Стол, три стула и выкрашенный в белый цвет старомодный буфет в углу, над ним дощечки с аккуратно развешанными кухонными принадлежностями, еще выше полка, на которой тесно стоят фаянсовые баночки с немецкими надписями: Muskat, Mandeln, Zimt. Над раковиной блеклый, но чистый коврик с вышитыми синими гномами, которые тащат большущий кувшин с водой. Справа дверь в кладовку, слева... Наверное, комната для прислуги, подумал Конрад, и приоткрыл ее. В нос ударил запах смолы, в глаза бросился толстый слой белой пыли, которая, словно только что выпавший снег, запорошила все, что есть в комнате, — шлифовальный круг, бормашину, электромотор и провода от него, а кое-где даже висела гроздьями.
— Здесь Карлис, уж вы простите, свой янтарь обрабатывает, — сама пояснила Паула.
— Да-да, — кивнул Конрад, прикрыл дверь и выглянул в окно. То место, где лежал Рудольф Димда, уже можно было узнать только по очерченному мелом силуэту и по кучкам песка, которым засыпали кровь. — Где вы живете?
— Да недалеко... Прихожу им обед готовить и немного убрать... Только говорите, пожалуйста, громче, я последнее время совсем плохо слышу.
— Каков был Рудольф Димда?
— Фотограф он был.
— Это я знаю, я другое имею в виду... Может быть, любил весело пожить? Может быть, имел подозрительные знакомства? Кто к нему приходил?
— Рудольф был порядочный человек, я его с детства знаю, мы с его матерью дружили. И Карлис порядочный... Для него это большая потеря. Рудольф о нем очень заботился... Это вам все скажут, все, кто в этом доме что-то о соседях знает...
— Может быть, у Димды были враги?
— Не верю, — покачала головой Паула. — Слишком он был незлобивый, чтобы заводить врагов.
Слышно было, как время от времени в коридоре открывается дверь, входят или выходят люди.
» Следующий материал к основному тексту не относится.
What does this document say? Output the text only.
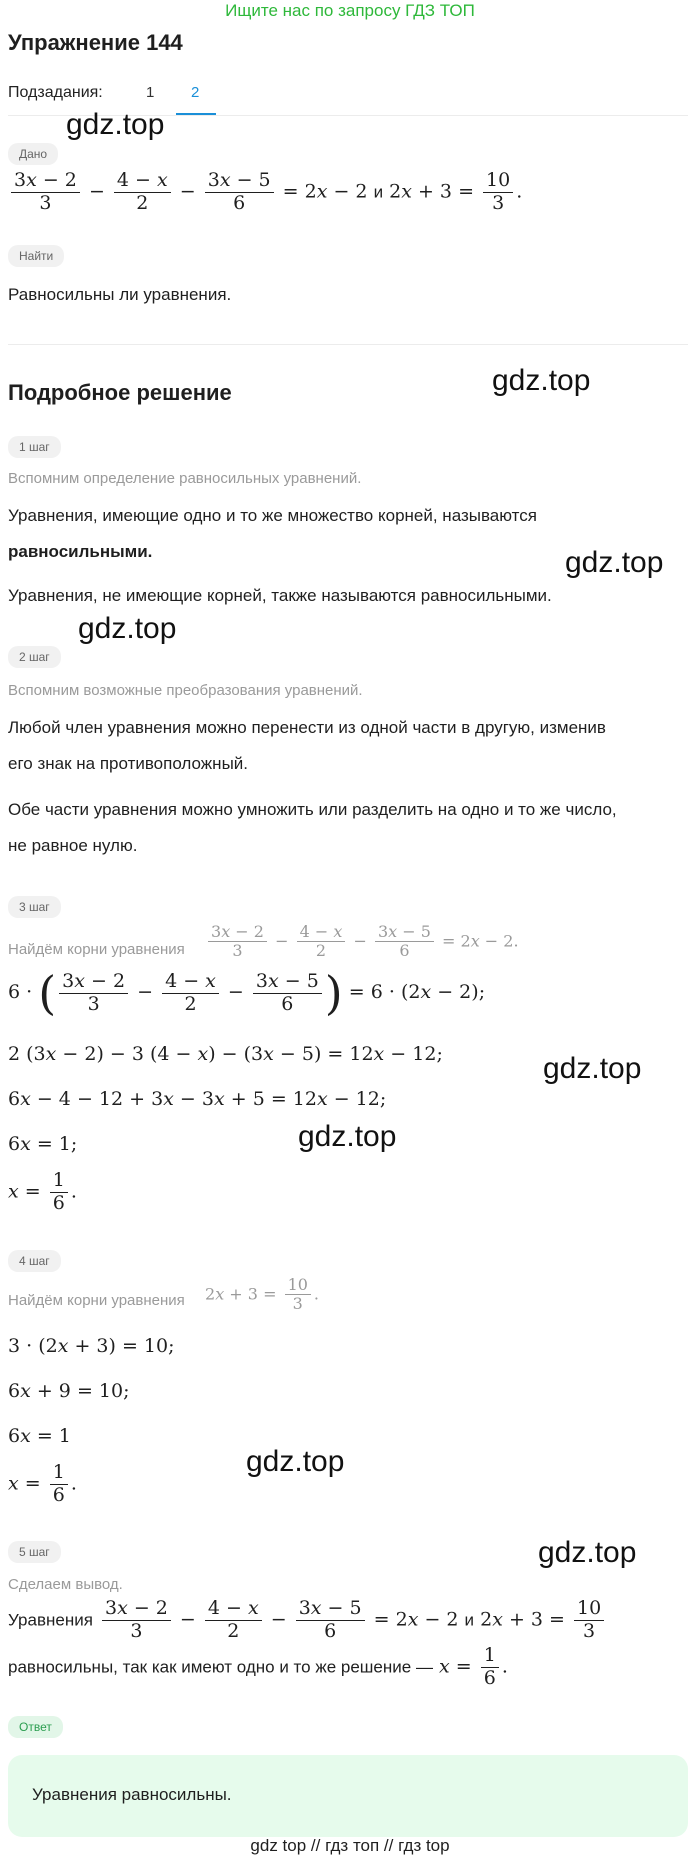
Ищите нас по запросу ГДЗ ТОП
Упражнение 144
Подзадания:	1 2
gdz.top
gdz.top
gdz.top
gdz.top
gdz.top
gdz.top
gdz.top
gdz.top
Дано
$\frac{3x - 2}{3} - \frac{4 - x}{2} - \frac{3x - 5}{6} = 2x - 2$ и $2x + 3 = \frac{10}{3}$ .
Найти
Равносильны ли уравнения.
Подробное решение
1 шаг
Вспомним определение равносильных уравнений.
Уравнения, имеющие одно и то же множество корней, называются
равносильными.
Уравнения, не имеющие корней, также называются равносильными.
2 шаг
Вспомним возможные преобразования уравнений.
Любой член уравнения можно перенести из одной части в другую, изменив
его знак на противоположный.
Обе части уравнения можно умножить или разделить на одно и то же число,
не равное нулю.
3 шаг
Найдём корни уравнения $\frac{3x - 2}{3} - \frac{4 - x}{2} - \frac{3x - 5}{6} = 2x - 2$.
6 · ( $\frac{3x - 2}{3} - \frac{4 - x}{2} - \frac{3x - 5}{6}$ ) = 6 · (2x − 2);
2 (3x − 2) − 3 (4 − x) − (3x − 5) = 12x − 12;
6x − 4 − 12 + 3x − 3x + 5 = 12x − 12;
6x = 1;
$x = \frac{1}{6}$ .
4 шаг
Найдём корни уравнения $2x + 3 = \frac{10}{3}$ .
3 · (2x + 3) = 10;
6x + 9 = 10;
6x = 1
$x = \frac{1}{6}$ .
5 шаг
Сделаем вывод.
Уравнения $\frac{3x - 2}{3} - \frac{4 - x}{2} - \frac{3x - 5}{6} = 2x - 2$ и $2x + 3 = \frac{10}{3}$
равносильны, так как имеют одно и то же решение — $x = \frac{1}{6}$ .
Ответ
Уравнения равносильны.
gdz top // гдз топ // гдз top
При осмотре комнаты собрались сотрудники угрозыска, понятые, следователи.
— Что вы делали, когда это случилось?
— Повторите еще раз, я же плохо...
— Что вы делали, когда раздались выстрелы?
— Мы с Рудольфом только что пообедали. Карлис сказал, что пока обедать не будет, ему надо работу кончить. Рудольф, как всегда, спешил, ему в три обязательно нужно было вернуться в лабораторию... Я осталась на кухне одна, мою посуду... Тут слышу, как что-то ухнет, как во дворе кто-то закричит... Что кричат, я не слышала, не могла слов разобрать, но голос такой взволнованный, вот я и подошла к окну... И тут я его увидела... Открыла окно, зову по имени... Кричу людям, чтобы объяснили, что случилось. А он лежит и не двигается... Тогда к Карлису. Он работал за своим столом и ничего не слышал, у него окна на улицу выходят. Потом вы приехали. Карлис дал мне лекарства и велел сидеть в его комнате, он боялся, что в кухне я не выдержу и подойду к окну. Сам он спустился к вам. А я сидела сама не своя. Сейчас самое тяжелое уже позади... Я много близких в жизни потеряла... Две войны столько людей забрали... И между войнами...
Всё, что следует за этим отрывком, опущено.